Amazing Race: Precision Run

Equinox Precision Run studio in the Flatiron district combines the spirit of track and field with the science of running.
Photo courtesy of Equinox Precision Run

By Julia Szabo

Home to the world’s largest marathon, New York City can be a track star’s paradise, with a varied terrain that segues briskly from streets to parks to bridges. One November day each year, Gotham closes traffic across its five boroughs to make way for the famous footrace. The other 364 days, it’s a battle with vehicle exhaust fumes, potholes, wayward pedestrians and cyclists, and extreme weather. Eliminating environmental stressors and taking the tedium out of the treadmill, Equinox’s Precision Run studio in the Flatiron district became an instant success at its May opening.

The 34 treadmills, chic and sleek, were inspired by a yacht that Equinox running guru and creative director David Siik spotted in San Diego. Each treadmill is crafted of walnut with steel accents and a slatted rubber belt that’s “buttery-smooth” underfoot, promises Siik, whose “labor of love” was developing and testing the user-friendly Dashboard: Equinox’s proprietary software that propels runners to find their “perfect personal record.” As participants run their own private marathons, the machine decelerates—smoothly and safely—from sprint to recovery.

“Running is natural human movement that makes you feel like an athlete, and we all have a natural athlete in us, no matter how fast or slow we are,” explains Siik. “We had to create an atmosphere that allows all people to feel that way. So we took the spirit of track and field, and combined it with the science of running.” Precision Run provides oxygen-enriched air, sensorial lighting to match exertion, and motivating music: “a dynamic, curated sound experience that begins with high-energy dance tracks, then shifts into familiar Top 40 songs to get you emotionally fired up.”

Replenish fluids at Equinox’s Hydro Bar, which offers, among other selections on its beverage menu, a spiced cherry tonic recovery water by Brooklyn-based company DONA. And forget about the loneliness of the long-distance runner: A spacious, stylish lounge encourages users to connect before and after a workout, while taking advantage of cool tools for warm-up and recovery such as Hyperice’s new Hypervolt percussion massager.

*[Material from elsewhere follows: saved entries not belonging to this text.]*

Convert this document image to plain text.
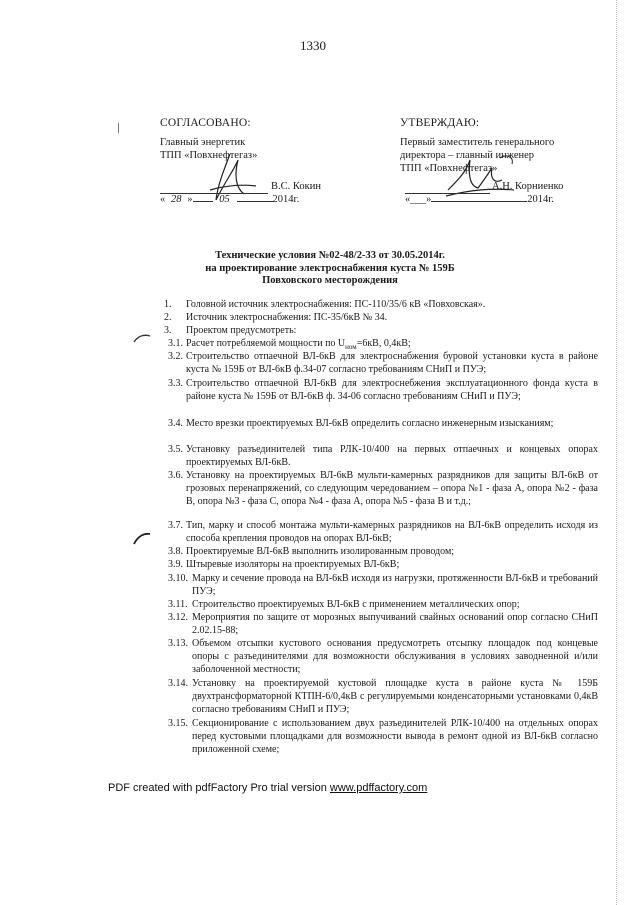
1330
СОГЛАСОВАНО:
Главный энергетик
ТПП «Повхнефтегаз»
В.С. Кокин
« 28 »	05	2014г.
УТВЕРЖДАЮ:
Первый заместитель генерального
директора – главный инженер
ТПП «Повхнефтегаз»
А.Н. Корниенко
«___»	2014г.
Технические условия №02-48/2-33 от 30.05.2014г.
на проектирование электроснабжения куста № 159Б
Повховского месторождения
1. Головной источник электроснабжения: ПС-110/35/6 кВ «Повховская».
2. Источник электроснабжения: ПС-35/6кВ № 34.
3. Проектом предусмотреть:
3.1. Расчет потребляемой мощности по $U_{ном}=6кВ$, 0,4кВ;
3.2. Строительство отпаечной ВЛ-6кВ для электроснабжения буровой установки куста в районе куста № 159Б от ВЛ-6кВ ф.34-07 согласно требованиям СНиП и ПУЭ;
3.3. Строительство отпаечной ВЛ-6кВ для электроснебжения эксплуатационного фонда куста в районе куста № 159Б от ВЛ-6кВ ф. 34-06 согласно требованиям СНиП и ПУЭ;
3.4. Место врезки проектируемых ВЛ-6кВ определить согласно инженерным изысканиям;
3.5. Установку разъединителей типа РЛК-10/400 на первых отпаечных и концевых опорах проектируемых ВЛ-6кВ.
3.6. Установку на проектируемых ВЛ-6кВ мульти-камерных разрядников для защиты ВЛ-6кВ от грозовых перенапряжений, со следующим чередованием – опора №1 - фаза А, опора №2 - фаза В, опора №3 - фаза С, опора №4 - фаза А, опора №5 - фаза В и т.д.;
3.7. Тип, марку и способ монтажа мульти-камерных разрядников на ВЛ-6кВ определить исходя из способа крепления проводов на опорах ВЛ-6кВ;
3.8. Проектируемые ВЛ-6кВ выполнить изолированным проводом;
3.9. Штыревые изоляторы на проектируемых ВЛ-6кВ;
3.10. Марку и сечение провода на ВЛ-6кВ исходя из нагрузки, протяженности ВЛ-6кВ и требований ПУЭ;
3.11. Строительство проектируемых ВЛ-6кВ с применением металлических опор;
3.12. Мероприятия по защите от морозных выпучиваний свайных оснований опор согласно СНиП 2.02.15-88;
3.13. Объемом отсыпки кустового основания предусмотреть отсыпку площадок под концевые опоры с разъединителями для возможности обслуживания в условиях заводненной и/или заболоченной местности;
3.14. Установку на проектируемой кустовой площадке куста в районе куста № 159Б двухтрансформаторной КТПН-6/0,4кВ с регулируемыми конденсаторными установками 0,4кВ согласно требованиям СНиП и ПУЭ;
3.15. Секционирование с использованием двух разъединителей РЛК-10/400 на отдельных опорах перед кустовыми площадками для возможности вывода в ремонт одной из ВЛ-6кВ согласно приложенной схеме;
PDF created with pdfFactory Pro trial version www.pdffactory.com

Building a community of dedicated runners and watching it grow is “the thing that means the most to me,” Siik says. “So many people attending this class have gone from never running in their life, or saying they couldn’t run a mile, to suddenly running half-marathons and 5Ks. They have in their eyes the unmistakable look of an athlete. The goal was to bridge the gap between the running community and the fitness community. That bridge now exists, and it’s so awesome, every day, to watch people cross it.”